How this skill works

The skill runs Cutadapt for precise, flexible adapter detection and trimming, with options for anchored adapters, error rate, overlap, linked adapters, and post-trim filtering. For paired-end data or when using built-in adapter libraries, Trimmomatic is available with ILLUMINACLIP settings and multi-threading. It also surfaces common adapter sequences and commands to verify trimming results with FastQC and read counts.

When to use it

  • FastQC reports adapter contamination in raw reads
  • Preparing short reads for alignment or variant calling
  • Processing small RNA or libraries with known 3' adapter tails
  • When paired-end palindrome or Nextera transposase adapters are present
  • Batch trimming in multi-sample sequencing runs

Best practices

  • Inspect raw FastQC reports to confirm adapter type before trimming
  • Choose Cutadapt for flexible matching and complex linked-adapter cases
  • Use Trimmomatic for paired-end runs with built-in adapter files and palindrome mode
  • Set sensible filters: minimum length (-m 20) and reasonable error rate (-e 0.1–0.15) to avoid overtrimming
  • Run FastQC on trimmed outputs and compare read counts to ensure no unexpected data loss

Example use cases

  • Trim single-end TruSeq reads with Cutadapt and enforce minimum length 20
  • Run paired-end Cutadapt with -A for read2 adapters and output both trimmed files
  • Use Trimmomatic PE with TruSeq3-PE-2.fa for palindrome adapter removal in Nextera-like libraries
  • Auto-detect and trim adapters quickly with fastp for exploratory datasets
  • Mask adapters instead of trimming when downstream tools require fixed-length reads

FAQ

How do I decide between Cutadapt and Trimmomatic?

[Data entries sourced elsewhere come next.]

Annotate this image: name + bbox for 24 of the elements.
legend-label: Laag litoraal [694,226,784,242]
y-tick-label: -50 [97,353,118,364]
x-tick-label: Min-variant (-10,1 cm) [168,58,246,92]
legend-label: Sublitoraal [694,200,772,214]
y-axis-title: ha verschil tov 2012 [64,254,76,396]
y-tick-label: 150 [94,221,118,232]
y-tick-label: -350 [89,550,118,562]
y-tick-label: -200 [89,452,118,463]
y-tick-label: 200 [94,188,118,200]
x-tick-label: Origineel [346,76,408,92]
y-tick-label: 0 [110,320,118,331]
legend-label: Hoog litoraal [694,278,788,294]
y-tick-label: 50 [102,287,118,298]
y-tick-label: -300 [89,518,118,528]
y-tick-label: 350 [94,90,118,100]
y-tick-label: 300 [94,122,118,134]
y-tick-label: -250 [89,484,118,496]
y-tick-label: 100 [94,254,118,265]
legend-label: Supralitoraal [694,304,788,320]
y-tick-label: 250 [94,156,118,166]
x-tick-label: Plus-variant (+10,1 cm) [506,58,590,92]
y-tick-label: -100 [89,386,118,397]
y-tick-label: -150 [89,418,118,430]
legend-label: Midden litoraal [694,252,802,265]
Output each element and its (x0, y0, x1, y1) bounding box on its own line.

Use Cutadapt for flexible adapter patterns, linked or anchored adapters, or complex filtering. Use Trimmomatic for paired-end workflows that benefit from built-in adapter files and palindrome detection.

What parameters prevent overtrimming useful sequence?

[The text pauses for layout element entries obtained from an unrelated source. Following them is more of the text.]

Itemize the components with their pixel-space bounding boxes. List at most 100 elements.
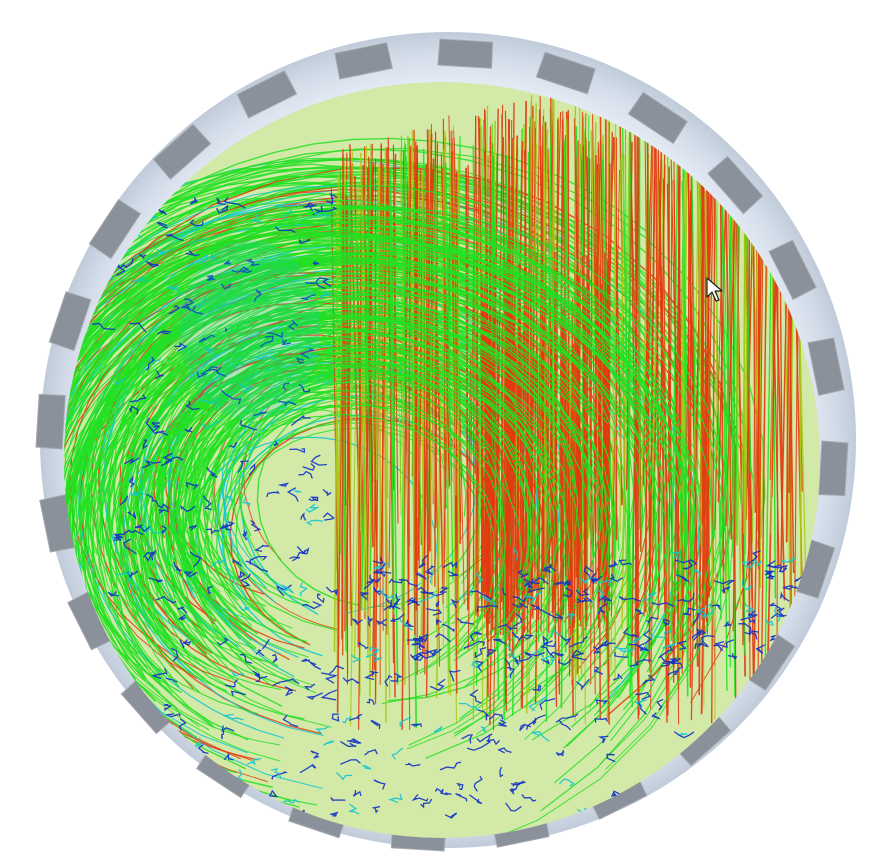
streamline-turbulent <box>770 613 790 619</box>
streamline-turbulent <box>523 595 536 605</box>
streamline-swirl-bright <box>170 390 507 674</box>
streamline-turbulent <box>278 400 297 406</box>
streamline-turbulent <box>594 666 604 675</box>
streamline-turbulent <box>766 560 781 568</box>
housing-tooth <box>236 70 298 119</box>
streamline-vertical <box>732 193 737 558</box>
streamline-turbulent <box>776 607 785 618</box>
streamline-turbulent <box>217 637 229 646</box>
streamline-swirl-bright <box>64 256 571 609</box>
streamline-turbulent <box>365 653 383 662</box>
streamline-turbulent <box>155 222 168 229</box>
streamline-turbulent <box>418 593 438 603</box>
streamline-turbulent <box>256 355 279 362</box>
streamline-vertical <box>691 148 697 480</box>
streamline-vertical <box>752 199 763 713</box>
streamline-turbulent <box>405 597 421 606</box>
streamline-turbulent <box>593 640 608 651</box>
streamline-turbulent <box>435 633 451 643</box>
streamline-turbulent <box>197 744 209 754</box>
streamline-swirl-bright <box>93 259 621 540</box>
streamline-vertical <box>734 184 740 543</box>
streamline-turbulent <box>205 347 214 355</box>
streamline-swirl-bright <box>134 290 603 567</box>
housing-tooth <box>818 440 849 497</box>
streamline-turbulent <box>741 579 753 591</box>
streamline-turbulent <box>746 550 761 566</box>
streamline-vertical <box>711 143 716 724</box>
streamline-swirl-bright <box>64 307 595 627</box>
streamline-turbulent <box>532 717 537 726</box>
streamline-turbulent <box>426 608 443 616</box>
streamline-turbulent <box>250 805 258 815</box>
streamline-swirl-bright <box>190 382 489 641</box>
streamline-turbulent <box>367 616 373 627</box>
streamline-turbulent <box>352 790 362 797</box>
streamline-turbulent <box>123 529 144 535</box>
streamline-turbulent <box>282 382 290 391</box>
streamline-turbulent <box>738 623 759 633</box>
streamline-turbulent <box>754 559 762 567</box>
streamline-vertical <box>721 178 731 479</box>
streamline-turbulent <box>439 761 462 771</box>
streamline-turbulent <box>320 689 338 701</box>
streamline-swirl-bright <box>64 225 585 601</box>
streamline-turbulent <box>284 686 294 697</box>
streamline-turbulent <box>250 520 262 532</box>
streamline-swirl-bright <box>64 206 731 709</box>
streamline-turbulent <box>124 457 140 465</box>
streamline-turbulent <box>293 489 302 493</box>
streamline-turbulent <box>164 776 174 783</box>
streamline-turbulent <box>499 766 504 778</box>
streamline-turbulent <box>550 629 561 638</box>
streamline-turbulent <box>474 647 487 659</box>
streamline-turbulent <box>178 718 187 731</box>
streamline-turbulent <box>606 753 616 763</box>
streamline-turbulent <box>272 678 300 686</box>
streamline-vertical <box>562 145 571 677</box>
streamline-turbulent <box>286 487 299 502</box>
streamline-turbulent <box>237 570 246 579</box>
streamline-swirl-bright <box>192 404 523 674</box>
streamline-turbulent <box>476 604 498 613</box>
streamline-turbulent <box>305 519 324 526</box>
streamline-turbulent <box>512 546 518 561</box>
streamline-vertical <box>559 119 564 505</box>
streamline-turbulent <box>281 339 291 346</box>
streamline-turbulent <box>236 769 243 781</box>
streamline-turbulent <box>370 719 381 730</box>
streamline-turbulent <box>480 726 486 734</box>
streamline-turbulent <box>336 772 353 781</box>
streamline-turbulent <box>583 565 593 580</box>
streamline-turbulent <box>277 482 290 488</box>
streamline-turbulent <box>618 559 632 566</box>
streamline-turbulent <box>497 747 512 754</box>
streamline-turbulent <box>435 618 442 626</box>
streamline-turbulent <box>220 730 225 740</box>
streamline-vertical <box>634 126 640 716</box>
streamline-turbulent <box>455 793 468 802</box>
streamline-vertical <box>701 159 705 526</box>
streamline-turbulent <box>145 549 157 562</box>
streamline-swirl-bright <box>64 239 559 766</box>
streamline-turbulent <box>248 463 256 476</box>
streamline-turbulent <box>274 226 296 233</box>
streamline-vertical <box>703 170 713 491</box>
streamline-turbulent <box>115 572 131 576</box>
housing-tooth <box>152 123 212 180</box>
streamline-turbulent <box>404 618 414 628</box>
streamline-vertical <box>681 190 692 675</box>
streamline-turbulent <box>531 731 550 742</box>
streamline-turbulent <box>373 562 390 570</box>
streamline-swirl-bright <box>164 326 558 672</box>
streamline-swirl-bright <box>64 232 669 582</box>
streamline-turbulent <box>224 679 238 688</box>
streamline-swirl <box>69 272 422 684</box>
streamline-turbulent <box>189 196 199 205</box>
streamline-turbulent <box>747 610 758 619</box>
streamline-turbulent <box>429 678 446 691</box>
streamline-core <box>475 313 479 616</box>
streamline-turbulent <box>322 489 332 497</box>
streamline-vertical <box>700 150 712 715</box>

Keep error rate moderate (default 0.1), increase minimum overlap (-O) to 5 if adapters are short, and set a sensible minimum length (-m 20) to retain informative reads.

How can I verify trimming worked correctly?

Run FastQC on trimmed FASTQ and compare adapter content and per-base sequence quality. Also compare read counts before and after trimming (e.g., zcat | wc -l) to detect unexpected losses.